Les présidents burkinabè et ivoirien ne pouvaient certainement pas rêver mieux pour donner un coup de fouet au Traité d’amitié et de coopération (TAC) entre le Burkina et la Côte d’Ivoire dont la 5e cuvée a eu lieu en juillet dernier, à Ouagadougou. Le chemin de fer qui relie Ouagadougou à Abidjan sera requinqué d’ici à 2021. C’est l’engagement pris par le géant français Bolloré.
Il investit ainsi 260 milliards de francs CFA de ciment pour raffermir les deux briques qui scellent l’amitié entre deux pays voisins unis par les liens de l’histoire et des peuples. Cette route en avait besoin, non seulement à cause de son importance (200 000 passagers y transitent par an), mais aussi à cause de son état de décrépitude avancée.
Le train, qui devrait assurément rouler plus vite et réduire la distance et le temps, se retrouve à clopiner à 40 kilomètres/heure, ralentissant ainsi le flux des affaires. Le savonnage des 1 145 kilomètres va permettre de faire émerger de terre 50 ouvrages d’art, de faire reluire 31 gares, des ponts et des passages à niveau.
En attendant la réalisation de l’autoroute Yamoussokro-Ouagadougou et les autres promesses contenues dans les discours et les documents échangés lors du dernier sommet du TAC, cette alliance en fer concrétise un peu plus la volonté affichée des deux Etats qui ont failli, il y a deux ans, casser le calumet de la paix et de la bonne entente. L’illustre français, qui a ses quartiers à Puteaux en France n’a pas le sobriquet de Bolloré- l’Africain pour rien : présent dans les ports, la logistique, il a beaucoup investi sur le vieux continent qui, le lui rend bien, même et n’en déplaise à ceux qui crient toujours à l’exploitation.

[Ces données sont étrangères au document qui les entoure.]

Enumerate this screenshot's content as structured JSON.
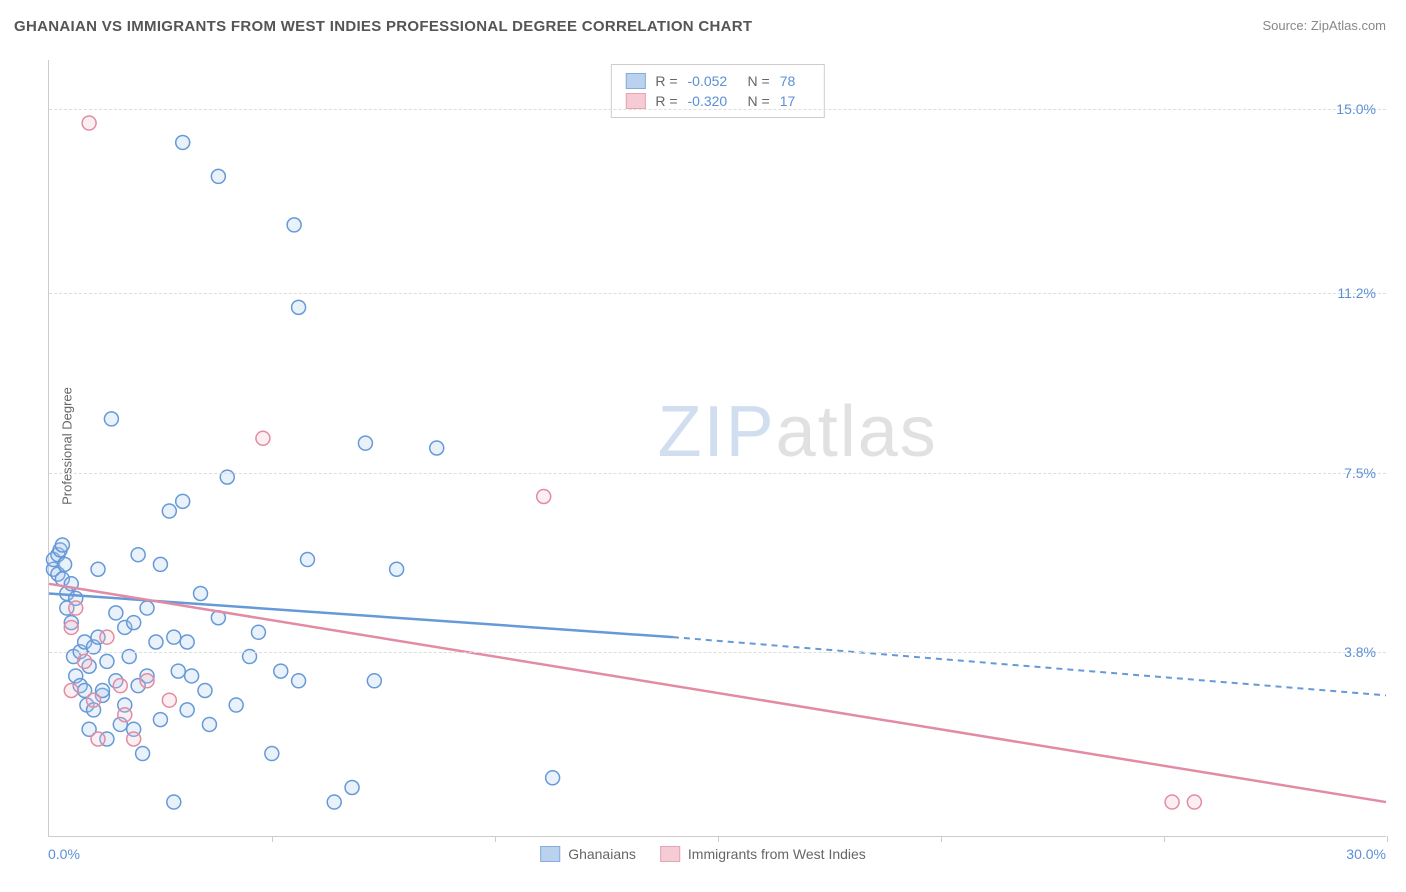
{
  "title": "GHANAIAN VS IMMIGRANTS FROM WEST INDIES PROFESSIONAL DEGREE CORRELATION CHART",
  "source": "Source: ZipAtlas.com",
  "y_axis_label": "Professional Degree",
  "watermark_zip": "ZIP",
  "watermark_atlas": "atlas",
  "chart": {
    "type": "scatter",
    "background_color": "#ffffff",
    "grid_color": "#dddddd",
    "axis_color": "#cccccc",
    "label_color": "#5b8fd6",
    "text_color": "#666666",
    "title_fontsize": 15,
    "label_fontsize": 14,
    "xlim": [
      0,
      30
    ],
    "ylim": [
      0,
      16
    ],
    "x_origin": "0.0%",
    "x_max": "30.0%",
    "x_ticks": [
      0,
      5,
      10,
      15,
      20,
      25,
      30
    ],
    "y_ticks": [
      {
        "v": 3.8,
        "label": "3.8%"
      },
      {
        "v": 7.5,
        "label": "7.5%"
      },
      {
        "v": 11.2,
        "label": "11.2%"
      },
      {
        "v": 15.0,
        "label": "15.0%"
      }
    ],
    "marker_radius": 7,
    "marker_stroke_width": 1.5,
    "marker_fill_opacity": 0.25,
    "series": [
      {
        "key": "ghanaians",
        "label": "Ghanaians",
        "color_stroke": "#6699d8",
        "color_fill": "#a9c7ea",
        "R": "-0.052",
        "N": "78",
        "regression": {
          "x1": 0,
          "y1": 5.0,
          "x2_solid": 14,
          "y2_solid": 4.1,
          "x2": 30,
          "y2": 2.9
        },
        "points": [
          [
            0.1,
            5.5
          ],
          [
            0.1,
            5.7
          ],
          [
            0.2,
            5.4
          ],
          [
            0.2,
            5.8
          ],
          [
            0.25,
            5.9
          ],
          [
            0.3,
            5.3
          ],
          [
            0.3,
            6.0
          ],
          [
            0.35,
            5.6
          ],
          [
            0.4,
            5.0
          ],
          [
            0.4,
            4.7
          ],
          [
            0.5,
            5.2
          ],
          [
            0.5,
            4.4
          ],
          [
            0.55,
            3.7
          ],
          [
            0.6,
            4.9
          ],
          [
            0.6,
            3.3
          ],
          [
            0.7,
            3.1
          ],
          [
            0.7,
            3.8
          ],
          [
            0.8,
            4.0
          ],
          [
            0.8,
            3.0
          ],
          [
            0.85,
            2.7
          ],
          [
            0.9,
            3.5
          ],
          [
            0.9,
            2.2
          ],
          [
            1.0,
            3.9
          ],
          [
            1.0,
            2.6
          ],
          [
            1.1,
            5.5
          ],
          [
            1.1,
            4.1
          ],
          [
            1.2,
            2.9
          ],
          [
            1.2,
            3.0
          ],
          [
            1.3,
            3.6
          ],
          [
            1.3,
            2.0
          ],
          [
            1.4,
            8.6
          ],
          [
            1.5,
            4.6
          ],
          [
            1.5,
            3.2
          ],
          [
            1.6,
            2.3
          ],
          [
            1.7,
            4.3
          ],
          [
            1.7,
            2.7
          ],
          [
            1.8,
            3.7
          ],
          [
            1.9,
            4.4
          ],
          [
            1.9,
            2.2
          ],
          [
            2.0,
            5.8
          ],
          [
            2.0,
            3.1
          ],
          [
            2.1,
            1.7
          ],
          [
            2.2,
            4.7
          ],
          [
            2.2,
            3.3
          ],
          [
            2.4,
            4.0
          ],
          [
            2.5,
            5.6
          ],
          [
            2.5,
            2.4
          ],
          [
            2.7,
            6.7
          ],
          [
            2.8,
            4.1
          ],
          [
            2.8,
            0.7
          ],
          [
            2.9,
            3.4
          ],
          [
            3.0,
            14.3
          ],
          [
            3.0,
            6.9
          ],
          [
            3.1,
            2.6
          ],
          [
            3.1,
            4.0
          ],
          [
            3.2,
            3.3
          ],
          [
            3.4,
            5.0
          ],
          [
            3.5,
            3.0
          ],
          [
            3.6,
            2.3
          ],
          [
            3.8,
            4.5
          ],
          [
            3.8,
            13.6
          ],
          [
            4.0,
            7.4
          ],
          [
            4.2,
            2.7
          ],
          [
            4.5,
            3.7
          ],
          [
            4.7,
            4.2
          ],
          [
            5.0,
            1.7
          ],
          [
            5.2,
            3.4
          ],
          [
            5.5,
            12.6
          ],
          [
            5.6,
            10.9
          ],
          [
            5.6,
            3.2
          ],
          [
            5.8,
            5.7
          ],
          [
            6.4,
            0.7
          ],
          [
            6.8,
            1.0
          ],
          [
            7.1,
            8.1
          ],
          [
            7.3,
            3.2
          ],
          [
            7.8,
            5.5
          ],
          [
            8.7,
            8.0
          ],
          [
            11.3,
            1.2
          ]
        ]
      },
      {
        "key": "west_indies",
        "label": "Immigrants from West Indies",
        "color_stroke": "#e28ca3",
        "color_fill": "#f3c0cd",
        "R": "-0.320",
        "N": "17",
        "regression": {
          "x1": 0,
          "y1": 5.2,
          "x2_solid": 30,
          "y2_solid": 0.7,
          "x2": 30,
          "y2": 0.7
        },
        "points": [
          [
            0.5,
            4.3
          ],
          [
            0.5,
            3.0
          ],
          [
            0.6,
            4.7
          ],
          [
            0.8,
            3.6
          ],
          [
            0.9,
            14.7
          ],
          [
            1.0,
            2.8
          ],
          [
            1.1,
            2.0
          ],
          [
            1.3,
            4.1
          ],
          [
            1.6,
            3.1
          ],
          [
            1.7,
            2.5
          ],
          [
            1.9,
            2.0
          ],
          [
            2.2,
            3.2
          ],
          [
            2.7,
            2.8
          ],
          [
            4.8,
            8.2
          ],
          [
            11.1,
            7.0
          ],
          [
            25.2,
            0.7
          ],
          [
            25.7,
            0.7
          ]
        ]
      }
    ]
  },
  "legend_top": {
    "R_label": "R =",
    "N_label": "N ="
  }
}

Car les usagers du rail Abidjan-Ouaga, savent depuis des années qu’emprunter le train sur ce tronçon s’apparente à un travail éreintant : deux jours de trajet, service approximatif à l’intérieur, sièges qui laissent à désirer… Ainsi, Bolloré redonnera vie, commercialement et animation à des dizaines de villages qui végétaient depuis que les trains ne les desservaient plus. ça n’a l’air de rien, mais c’est beaucoup.
Bolloré, par cette réhabilitation, fait donc œuvre utile et assène un coup de fouet galvanisant au moteur de la coopération. C’est également et certainement, au-delà des affaires que poursuit toute entreprise, de donner un certain éclat à l’image de la France.
La course vers le continent africain devient effrénée. Les entreprises du monde entier savent que l’avenir s’y jouera (s’il ne s’y joue déjà), et il est nécessaire de se hâter pour ne pas occuper les dernières places. A commencer d’ailleurs par le même Bolloré à qui l’on fait un mauvais procès d’hégémonisme car la Chine lui taille de larges croupières.
On peut ne pas aimer Bolloré, pour ses allées dans les palais présidentiels, encore que comme il aime à le dire «il n’est pas l’homme des chefs d’Etat, mais des populations », mais du port à conteneurs d’Abidjan à celui de Conakry en passant par Lomé, Bolloré a de l’expertise à revendre. Certes, les Africains peuvent également monter sur leurs grands chevaux en arguant que SITARAIL, fruit de la sueur et du sang de nos grands parents a été repris par Bolloré, pour une bouchée de paix (CQFD), mais, est-on certain que sans Bolloré le rail n’aurait pas cessé d’exister ?
Car exception faite d’un Thomas Sankara, le père de la Révolution burkinabè, qui a ajouté une centaine de kilomètres à ces rails à savoir Ouaga-Kaya, visant le transport du manganèse de Tambao, rien n’a été fait pour le chemin de fer, dont l’appellation éculée Abidjan-Niger, n’a du reste que nom. C’est dire que ce relookage des rails Abidjan-Ouaga n’est pas mauvais, tant que les actions et les investissements accorderont du bénéfice au continent, comme cette coulée de béton de Bolloré entre les interstices de l’amitié entre le pays de l’Ivoire et de celui des «Hommes intègres».